Jakarta – Asosiasi Pertambangan Nikel Indonesia (APNI) meminta agar Indonesia tidak bergantung lagi pada Eropa dan China terkait patokan harga nikel. Hal ini mengingat Indonesia saat ini merupakan produsen nikel terbesar dunia.
Sekretaris Umum Asosiasi Penambang Nikel Indonesia Meidy Katrin Lengkey mengatakan berbicara mengenai harga, pihaknya sejatinya telah menginisiasi lahirnya Harga Patokan Mineral (HPM) nikel, yang merupakan benchmark bijih nikel di Indonesia.
Namun demikian, Indonesia hingga kini belum bisa menentukan harga mineral dunia. Padahal Indonesia juga telah menetapkan 47 komoditas sebagai mineral kritis dan 22 mineral strategis.
“Kita jangan terlalu fokus pada Eropa dan China.

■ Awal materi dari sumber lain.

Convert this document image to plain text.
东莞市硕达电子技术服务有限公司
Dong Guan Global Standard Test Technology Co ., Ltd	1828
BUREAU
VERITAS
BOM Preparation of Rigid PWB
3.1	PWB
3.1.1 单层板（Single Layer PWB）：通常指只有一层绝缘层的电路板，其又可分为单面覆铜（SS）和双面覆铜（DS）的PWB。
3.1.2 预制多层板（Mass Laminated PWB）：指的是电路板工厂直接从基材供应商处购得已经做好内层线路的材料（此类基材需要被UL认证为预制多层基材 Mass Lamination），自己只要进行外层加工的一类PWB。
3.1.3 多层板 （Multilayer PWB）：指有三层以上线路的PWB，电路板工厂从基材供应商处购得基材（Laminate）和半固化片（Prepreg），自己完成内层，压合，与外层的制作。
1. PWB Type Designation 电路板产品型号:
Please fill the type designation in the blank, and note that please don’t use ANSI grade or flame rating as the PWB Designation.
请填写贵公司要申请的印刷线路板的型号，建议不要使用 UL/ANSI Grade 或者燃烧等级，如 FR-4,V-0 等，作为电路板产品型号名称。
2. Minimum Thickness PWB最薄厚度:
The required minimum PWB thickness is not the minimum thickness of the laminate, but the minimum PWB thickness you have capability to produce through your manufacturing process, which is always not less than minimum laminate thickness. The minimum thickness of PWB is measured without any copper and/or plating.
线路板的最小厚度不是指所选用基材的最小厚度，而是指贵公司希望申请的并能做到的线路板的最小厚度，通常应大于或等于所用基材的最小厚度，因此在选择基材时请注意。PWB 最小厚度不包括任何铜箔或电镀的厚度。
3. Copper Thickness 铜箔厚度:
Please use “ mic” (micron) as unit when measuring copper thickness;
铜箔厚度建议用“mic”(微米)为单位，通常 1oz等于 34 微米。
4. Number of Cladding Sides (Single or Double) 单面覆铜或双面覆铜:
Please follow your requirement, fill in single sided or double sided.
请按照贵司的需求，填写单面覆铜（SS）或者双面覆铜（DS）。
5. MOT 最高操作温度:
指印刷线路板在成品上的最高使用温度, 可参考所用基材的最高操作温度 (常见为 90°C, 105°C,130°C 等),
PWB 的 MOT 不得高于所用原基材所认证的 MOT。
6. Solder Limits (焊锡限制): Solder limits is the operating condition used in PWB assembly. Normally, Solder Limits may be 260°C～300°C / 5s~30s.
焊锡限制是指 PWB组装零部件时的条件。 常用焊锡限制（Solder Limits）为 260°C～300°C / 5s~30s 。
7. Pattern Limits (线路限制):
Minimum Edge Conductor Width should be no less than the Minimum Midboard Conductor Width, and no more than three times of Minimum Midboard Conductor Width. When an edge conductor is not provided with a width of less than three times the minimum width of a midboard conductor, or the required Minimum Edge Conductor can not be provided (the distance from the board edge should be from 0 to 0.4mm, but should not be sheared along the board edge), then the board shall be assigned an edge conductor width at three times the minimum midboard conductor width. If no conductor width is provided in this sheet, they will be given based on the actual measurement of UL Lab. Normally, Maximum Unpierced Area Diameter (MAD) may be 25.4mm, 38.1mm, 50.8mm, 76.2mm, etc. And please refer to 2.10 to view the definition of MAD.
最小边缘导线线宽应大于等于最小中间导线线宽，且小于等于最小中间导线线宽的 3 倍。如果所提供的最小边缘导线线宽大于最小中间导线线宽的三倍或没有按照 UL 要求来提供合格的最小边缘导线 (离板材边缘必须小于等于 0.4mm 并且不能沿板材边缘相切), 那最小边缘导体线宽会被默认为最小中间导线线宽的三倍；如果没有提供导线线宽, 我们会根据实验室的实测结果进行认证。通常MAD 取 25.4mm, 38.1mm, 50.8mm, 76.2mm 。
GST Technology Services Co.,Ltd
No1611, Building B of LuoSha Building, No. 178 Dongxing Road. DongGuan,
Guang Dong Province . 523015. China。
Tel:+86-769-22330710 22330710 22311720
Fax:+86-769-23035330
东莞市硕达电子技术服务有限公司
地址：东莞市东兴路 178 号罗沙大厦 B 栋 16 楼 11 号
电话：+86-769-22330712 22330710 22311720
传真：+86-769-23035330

Kita punya barangnya yang bisa menentukan harga sendiri dan bukan hanya nikel, kita ada 47 mineral kritis kita punya 22 mineral strategis. Yang punya barang kita,” kata dia dalam acara Trade Corner Special Dialogue CNBC Indonesia di gedung Kementerian Perdagangan (Kemendag), Jakarta, Kamis (29/8/2024).
Oleh sebab itu, saat ini pihak asosiasi tengah berdiskusi dengan beberapa big agensi dunia termasuk London Metal Exchange (LME) untuk rencana pembentukan Indonesia Metal Exchange untuk komoditas nikel.
Adapun pembentukan Exchange ini, menurut kalangan asosiasi adalah ditujukan agar terwujudnya pengelolaan nikel yang lebih transparan.
“Akan memonitoring dan mereduce. Kita bicara illegal mining, ilegal ekspor, ilegal dokumen. Ini kebanggaan kita, ini kita sudah proses dan bagaimana tata kelola yang baik karena harus berdampak besar terhadap masyarakat sekitar,” ujarnya dilansir CNBC Indonesia.
Sebagai informasi, Indonesia diketahui memiliki kekayaan sumber daya alam yang cukup melimpah. Salah satunya yakni sumber daya alam berupa nikel. Bahkan, cadangan nikel RI merupakan terbesar di dunia.
Berdasarkan data yang tercantum di dalam Keputusan Menteri (Kepmen) ESDM Nomor 132/2024 tentang Neraca Sumber Daya dan Cadangan Minerba Nasional Tahun 2023, tercatat total cadangan bijih nikel RI mencapai 5,3 miliar ton, tepatnya 5.325.790.841 ton.
Sementara, produksi bijih nikel Indonesia sepanjang 2023 mencapai 175 juta ton, tepatnya 175.617.183 ton. Artinya, apabila rata-rata produksi bijih nikel dipatok sebesar 175.617.183 ton per tahunnya, maka sisa umur cadangan nikel diperkirakan akan bertahan hingga 30 tahun ke depan apabila tak ada temuan baru.